The Electrical Support System Processor Unit on Rosetta is being switched off
After almost two years of extreme highs and devastating lows, the Philae lander has bid its final farewell.
At 10am BST on July 27, the Electrical Support System Processor Unit (ESS) on Rosetta was switched off. The ESS is used to communicate between Rosetta and its lander.
Philae has been silent since July 9 2015. In a series of heartbreaking tweets, the mission team (posing as the lander) wrote: “It’s time for me to say goodbye. Tomorrow, the unit on @ESA_Rosetta for communication with me will be switched off forever…”
Switching off the ESS is part of the preparations for Rosetta’s end of mission. By the end of July, the spacecraft will be 520 million km from the Sun and will start seeing a significant loss of power – about 4W per day.
To continue the mission’s scientific operations for as long as possible, the team took the decision to power down the ESS to reduce how much energy is used by non-essential instruments.
There has been no contact with Philae since this time last year, and in January the lander was officially classified as being in “a state of eternal hibernation.” A month later, Philae tweeted: “It’s cold & dark on #67P & chances of communicating with @ESA_Rosetta are decreasing, but I won’t give up just yet.” Scientists had hoped Philae would regain contact, and they left the ESS on just in case.

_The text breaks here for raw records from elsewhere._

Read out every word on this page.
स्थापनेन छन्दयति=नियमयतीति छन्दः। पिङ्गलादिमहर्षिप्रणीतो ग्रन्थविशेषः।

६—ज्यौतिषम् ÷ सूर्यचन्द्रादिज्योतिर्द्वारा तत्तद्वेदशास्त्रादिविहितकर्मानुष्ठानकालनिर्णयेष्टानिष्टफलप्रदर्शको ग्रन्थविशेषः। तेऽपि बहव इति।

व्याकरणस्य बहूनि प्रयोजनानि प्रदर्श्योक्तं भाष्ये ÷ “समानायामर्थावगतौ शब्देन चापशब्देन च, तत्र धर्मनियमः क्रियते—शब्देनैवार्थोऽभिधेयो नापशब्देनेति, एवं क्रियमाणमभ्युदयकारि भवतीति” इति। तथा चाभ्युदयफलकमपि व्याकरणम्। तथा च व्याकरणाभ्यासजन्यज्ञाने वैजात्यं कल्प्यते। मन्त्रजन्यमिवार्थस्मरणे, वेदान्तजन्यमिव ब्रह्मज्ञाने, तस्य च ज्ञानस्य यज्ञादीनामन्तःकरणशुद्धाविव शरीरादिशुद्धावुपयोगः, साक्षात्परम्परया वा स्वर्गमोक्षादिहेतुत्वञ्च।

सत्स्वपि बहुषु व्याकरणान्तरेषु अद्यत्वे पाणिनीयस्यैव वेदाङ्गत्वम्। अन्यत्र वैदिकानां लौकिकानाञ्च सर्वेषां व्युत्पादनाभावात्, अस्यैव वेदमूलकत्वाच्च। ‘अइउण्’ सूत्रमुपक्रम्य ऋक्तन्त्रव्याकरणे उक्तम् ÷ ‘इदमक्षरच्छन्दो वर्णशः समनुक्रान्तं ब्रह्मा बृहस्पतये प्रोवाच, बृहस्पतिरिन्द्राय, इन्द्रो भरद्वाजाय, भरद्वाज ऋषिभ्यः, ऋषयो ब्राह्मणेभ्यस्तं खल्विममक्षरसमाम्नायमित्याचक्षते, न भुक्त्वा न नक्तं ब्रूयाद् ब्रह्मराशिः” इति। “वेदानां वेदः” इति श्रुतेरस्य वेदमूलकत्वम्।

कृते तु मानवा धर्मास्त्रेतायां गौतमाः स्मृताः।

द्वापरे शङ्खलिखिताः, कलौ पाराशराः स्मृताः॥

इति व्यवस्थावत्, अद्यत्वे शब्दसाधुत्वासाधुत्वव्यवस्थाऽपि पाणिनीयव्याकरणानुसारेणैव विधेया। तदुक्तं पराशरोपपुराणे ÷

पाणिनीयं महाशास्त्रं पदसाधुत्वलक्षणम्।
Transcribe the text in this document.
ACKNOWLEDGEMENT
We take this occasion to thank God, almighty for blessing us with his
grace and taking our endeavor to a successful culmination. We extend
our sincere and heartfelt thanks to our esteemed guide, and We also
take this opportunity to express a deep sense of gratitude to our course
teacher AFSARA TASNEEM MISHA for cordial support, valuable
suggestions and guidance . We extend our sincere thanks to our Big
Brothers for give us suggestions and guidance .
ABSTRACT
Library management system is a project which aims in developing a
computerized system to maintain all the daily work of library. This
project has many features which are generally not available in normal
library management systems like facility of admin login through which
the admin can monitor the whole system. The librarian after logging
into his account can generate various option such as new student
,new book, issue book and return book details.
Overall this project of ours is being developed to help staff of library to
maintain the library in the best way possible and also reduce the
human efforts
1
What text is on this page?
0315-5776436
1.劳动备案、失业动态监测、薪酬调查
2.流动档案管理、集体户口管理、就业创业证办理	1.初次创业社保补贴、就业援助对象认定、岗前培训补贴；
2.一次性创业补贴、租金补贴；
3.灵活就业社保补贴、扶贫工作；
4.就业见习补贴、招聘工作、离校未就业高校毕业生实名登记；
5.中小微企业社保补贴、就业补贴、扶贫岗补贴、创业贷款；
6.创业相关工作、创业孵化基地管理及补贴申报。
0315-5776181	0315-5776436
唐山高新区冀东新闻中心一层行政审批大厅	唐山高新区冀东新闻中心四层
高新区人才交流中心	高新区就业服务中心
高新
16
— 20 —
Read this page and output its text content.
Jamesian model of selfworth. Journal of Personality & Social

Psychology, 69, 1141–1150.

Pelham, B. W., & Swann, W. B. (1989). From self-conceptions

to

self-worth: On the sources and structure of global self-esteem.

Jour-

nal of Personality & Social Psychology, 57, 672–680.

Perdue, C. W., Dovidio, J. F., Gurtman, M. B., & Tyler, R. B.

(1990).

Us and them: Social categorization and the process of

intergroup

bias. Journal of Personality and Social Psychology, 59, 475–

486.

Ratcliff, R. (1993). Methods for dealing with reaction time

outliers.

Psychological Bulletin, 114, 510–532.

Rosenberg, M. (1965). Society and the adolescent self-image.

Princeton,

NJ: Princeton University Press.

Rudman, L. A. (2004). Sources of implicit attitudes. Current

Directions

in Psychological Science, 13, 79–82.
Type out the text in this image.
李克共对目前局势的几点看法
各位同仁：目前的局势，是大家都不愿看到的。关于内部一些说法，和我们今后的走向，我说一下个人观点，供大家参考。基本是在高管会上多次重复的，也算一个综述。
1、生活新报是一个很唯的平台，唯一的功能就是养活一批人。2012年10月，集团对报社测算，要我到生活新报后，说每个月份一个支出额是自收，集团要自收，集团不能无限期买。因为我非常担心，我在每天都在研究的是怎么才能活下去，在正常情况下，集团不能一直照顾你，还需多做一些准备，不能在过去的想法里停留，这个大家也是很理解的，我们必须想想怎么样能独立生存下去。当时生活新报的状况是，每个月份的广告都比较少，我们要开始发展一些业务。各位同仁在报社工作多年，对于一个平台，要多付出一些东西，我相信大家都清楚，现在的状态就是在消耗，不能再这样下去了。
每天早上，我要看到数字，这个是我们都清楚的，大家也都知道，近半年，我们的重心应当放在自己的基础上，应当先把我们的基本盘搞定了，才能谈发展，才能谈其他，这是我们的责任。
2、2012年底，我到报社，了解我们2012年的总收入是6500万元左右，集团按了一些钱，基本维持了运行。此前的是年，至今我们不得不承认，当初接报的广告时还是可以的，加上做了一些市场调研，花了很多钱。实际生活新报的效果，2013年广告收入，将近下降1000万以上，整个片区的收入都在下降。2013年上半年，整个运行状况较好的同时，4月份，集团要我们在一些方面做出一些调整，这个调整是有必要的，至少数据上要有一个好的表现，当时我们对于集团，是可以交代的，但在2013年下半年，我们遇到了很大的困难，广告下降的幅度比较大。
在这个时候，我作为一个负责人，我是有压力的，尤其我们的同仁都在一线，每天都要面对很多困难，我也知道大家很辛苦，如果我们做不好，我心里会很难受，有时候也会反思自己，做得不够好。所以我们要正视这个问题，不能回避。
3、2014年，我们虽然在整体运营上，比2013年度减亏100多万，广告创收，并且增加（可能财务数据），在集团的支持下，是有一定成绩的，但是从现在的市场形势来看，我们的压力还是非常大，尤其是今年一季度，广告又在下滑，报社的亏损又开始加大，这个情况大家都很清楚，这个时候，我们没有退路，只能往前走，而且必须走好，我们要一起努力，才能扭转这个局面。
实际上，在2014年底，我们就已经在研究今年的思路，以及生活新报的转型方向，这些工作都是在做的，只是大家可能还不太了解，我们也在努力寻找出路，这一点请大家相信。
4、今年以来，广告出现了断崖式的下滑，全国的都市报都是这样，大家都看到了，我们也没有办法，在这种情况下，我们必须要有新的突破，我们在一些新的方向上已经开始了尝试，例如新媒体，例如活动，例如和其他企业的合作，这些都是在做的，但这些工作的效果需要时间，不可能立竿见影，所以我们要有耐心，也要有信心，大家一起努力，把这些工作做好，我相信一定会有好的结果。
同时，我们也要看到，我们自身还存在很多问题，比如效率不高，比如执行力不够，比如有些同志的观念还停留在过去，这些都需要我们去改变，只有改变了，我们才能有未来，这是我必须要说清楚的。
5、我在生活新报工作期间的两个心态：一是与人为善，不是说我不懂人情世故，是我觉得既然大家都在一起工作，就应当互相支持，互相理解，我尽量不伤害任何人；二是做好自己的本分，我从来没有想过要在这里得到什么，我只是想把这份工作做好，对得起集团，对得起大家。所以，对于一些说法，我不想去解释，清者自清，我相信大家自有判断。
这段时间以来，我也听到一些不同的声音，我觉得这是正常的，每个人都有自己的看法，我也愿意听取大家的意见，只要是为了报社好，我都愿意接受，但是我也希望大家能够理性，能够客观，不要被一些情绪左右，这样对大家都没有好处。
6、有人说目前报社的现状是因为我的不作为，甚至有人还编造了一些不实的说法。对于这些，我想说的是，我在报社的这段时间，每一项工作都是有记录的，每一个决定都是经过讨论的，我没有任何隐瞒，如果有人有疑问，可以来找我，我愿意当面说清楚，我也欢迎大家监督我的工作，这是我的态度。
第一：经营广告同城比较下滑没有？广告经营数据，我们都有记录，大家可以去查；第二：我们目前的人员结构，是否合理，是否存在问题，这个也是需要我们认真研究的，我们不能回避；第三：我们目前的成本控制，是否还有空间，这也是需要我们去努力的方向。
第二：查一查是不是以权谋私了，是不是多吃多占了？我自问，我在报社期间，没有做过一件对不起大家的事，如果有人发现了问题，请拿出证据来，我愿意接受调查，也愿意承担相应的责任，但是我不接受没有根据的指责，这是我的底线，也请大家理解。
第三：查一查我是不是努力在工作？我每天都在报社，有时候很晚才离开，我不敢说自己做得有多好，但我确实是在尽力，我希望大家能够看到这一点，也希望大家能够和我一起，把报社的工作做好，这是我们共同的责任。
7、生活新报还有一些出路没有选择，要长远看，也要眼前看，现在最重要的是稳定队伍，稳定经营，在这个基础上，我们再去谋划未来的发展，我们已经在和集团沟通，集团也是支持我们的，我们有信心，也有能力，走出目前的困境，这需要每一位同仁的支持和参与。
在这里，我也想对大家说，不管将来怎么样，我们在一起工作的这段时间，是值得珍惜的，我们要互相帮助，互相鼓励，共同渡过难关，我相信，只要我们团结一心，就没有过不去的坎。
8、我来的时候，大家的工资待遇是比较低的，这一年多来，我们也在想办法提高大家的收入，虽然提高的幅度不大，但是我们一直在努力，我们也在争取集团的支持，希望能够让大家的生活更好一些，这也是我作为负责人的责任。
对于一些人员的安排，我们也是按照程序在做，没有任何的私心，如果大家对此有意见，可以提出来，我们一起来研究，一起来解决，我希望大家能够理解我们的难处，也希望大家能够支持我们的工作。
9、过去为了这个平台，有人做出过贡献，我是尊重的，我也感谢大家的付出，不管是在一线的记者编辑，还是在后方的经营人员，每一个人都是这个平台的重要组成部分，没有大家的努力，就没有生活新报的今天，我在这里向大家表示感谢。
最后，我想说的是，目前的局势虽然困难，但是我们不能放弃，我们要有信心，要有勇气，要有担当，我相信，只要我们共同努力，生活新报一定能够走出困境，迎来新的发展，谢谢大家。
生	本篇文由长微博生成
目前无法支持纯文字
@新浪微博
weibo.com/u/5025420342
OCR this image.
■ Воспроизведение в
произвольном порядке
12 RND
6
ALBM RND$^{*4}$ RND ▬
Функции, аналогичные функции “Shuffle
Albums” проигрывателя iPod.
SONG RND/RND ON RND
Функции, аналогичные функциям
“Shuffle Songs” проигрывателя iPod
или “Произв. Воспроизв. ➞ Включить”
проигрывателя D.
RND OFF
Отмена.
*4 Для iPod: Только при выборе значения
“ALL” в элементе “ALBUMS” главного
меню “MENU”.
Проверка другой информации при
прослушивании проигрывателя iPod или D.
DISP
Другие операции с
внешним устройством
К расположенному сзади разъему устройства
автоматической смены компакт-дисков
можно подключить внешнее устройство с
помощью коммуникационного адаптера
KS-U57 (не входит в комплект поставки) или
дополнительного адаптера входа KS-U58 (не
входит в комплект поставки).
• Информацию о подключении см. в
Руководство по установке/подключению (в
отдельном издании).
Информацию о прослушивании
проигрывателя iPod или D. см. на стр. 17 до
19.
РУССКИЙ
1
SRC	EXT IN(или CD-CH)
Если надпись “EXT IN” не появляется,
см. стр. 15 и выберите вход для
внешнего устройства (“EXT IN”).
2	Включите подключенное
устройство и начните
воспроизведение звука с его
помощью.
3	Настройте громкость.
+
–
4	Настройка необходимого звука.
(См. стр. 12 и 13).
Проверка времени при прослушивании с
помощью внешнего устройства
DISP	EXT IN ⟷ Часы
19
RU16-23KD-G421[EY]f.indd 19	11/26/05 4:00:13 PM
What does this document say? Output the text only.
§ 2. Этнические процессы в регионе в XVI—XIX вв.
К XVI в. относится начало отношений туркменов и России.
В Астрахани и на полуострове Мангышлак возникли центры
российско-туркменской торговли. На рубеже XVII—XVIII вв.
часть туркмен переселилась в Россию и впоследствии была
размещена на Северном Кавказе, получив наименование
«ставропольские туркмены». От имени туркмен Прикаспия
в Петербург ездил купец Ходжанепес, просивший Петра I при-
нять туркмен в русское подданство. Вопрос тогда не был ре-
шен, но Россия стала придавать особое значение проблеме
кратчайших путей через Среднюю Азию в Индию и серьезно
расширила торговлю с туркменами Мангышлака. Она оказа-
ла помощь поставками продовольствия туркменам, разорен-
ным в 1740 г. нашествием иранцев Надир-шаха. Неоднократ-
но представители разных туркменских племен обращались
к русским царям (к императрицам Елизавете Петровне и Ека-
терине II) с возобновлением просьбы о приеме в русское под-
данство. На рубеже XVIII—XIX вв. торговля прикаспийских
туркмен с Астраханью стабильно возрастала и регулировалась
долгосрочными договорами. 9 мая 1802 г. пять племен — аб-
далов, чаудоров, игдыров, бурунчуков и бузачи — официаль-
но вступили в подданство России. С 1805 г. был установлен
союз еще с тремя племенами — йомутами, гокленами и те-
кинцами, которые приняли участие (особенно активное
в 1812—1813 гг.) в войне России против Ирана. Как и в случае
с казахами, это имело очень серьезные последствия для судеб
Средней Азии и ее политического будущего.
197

During this time Rosetta reached altitudes well below 10km from the surface of Comet 67P/Churyumov-Gerasimenko but no signal from the lander was received. Conditions on the comet have now also said to have become “hostile.”
In particular, Philae is thought to now be covered with dust in its shaded location on the comet and will go into permanent hibernation – no longer able to activate its systems in its icy environment.
“Unfortunately, the probability of Philae re-establishing contact with our team at the DLR Lander Control Centre (LCC) is almost zero, and we will no longer be sending any commands; it would be very surprising if we received a signal now,” said Stephan Ulamec Philae Project Manager of the German Aerospace Centre.
“The Philae mission was one-of-a-kind – it was not only the first time a lander was ever placed on a comet’s surface, but we also received fascinating data,” added Pascale Ehrenfreund, chair of the DLR executive board.
“Rosetta and Philae have shown how aerospace research can expand humankind’s horizon and make the public a part of what we do.”
The decision to shut down ESS was taken by the mission manager and will be carried out by the Rosetta Mission Operations Centre, with support from the DLR Lander Control Centre and the Rosetta Science Ground Segment.
Rosetta will continue to orbit the comet and carry out measurements until September 2016. The communication unit on board Rosetta will not be switched off yet – it will continue to listen for signals from the lander in the coming months until it is also switched off to conserve power.
The last images of Philae will likely be taken over the next month or as the Rosetta spacecraft photographs the lander during close fly-bys.
The groundbreaking Rosetta mission
Philae landed on Comet 67P on November 2014 following a 10-year journey. After its harpoon system failed, the lander “hopped” several times on the surface before landing on its side in an unknown location, partly in the shade.
After reaching the point nearest to the Sun on August 13 2015, the comet, Rosetta, and solar-powered Philae began making their way out of the interior of the Solar System.
If Philae had come to rest on its original landing site and had anchored itself there, it would have had more sunlight available to use as an energy supply, but would likely overheated in March 2015 as the comet approached the Sun.
Philae last made contact on June 13 2015 and sent data on its ‘health’. Overall, contact with the ground team was established seven more times, but these were erratic and unpredictable.
It then sent its last batch of readings on July 9 2015. The project engineers believe that the reason for the irregular contact and subsequent silence could have been a failure in the lander’s transmitter.
“Although some measurements could not be carried out, overall, Philae was a success,” Ekkehard Kührt, a planetary scientist at DLR said. “We ended up in an unknown environment and for the first time ever, gathered scientific data from a comet’s surface, which we were able to complement with measurements from the orbiter.”
During the mission, Philae sent back high-resolution images of the comet. Its mass spectrometer found organic molecules on the surface and the Mupus thermal probe and Sesame seismometer were able to determine the physical properties of the comet’s surface. Meanwhile, the comet nucleus was examined using radio signals transmitted from the lander to the orbiter, which provided information about the comet’s structure.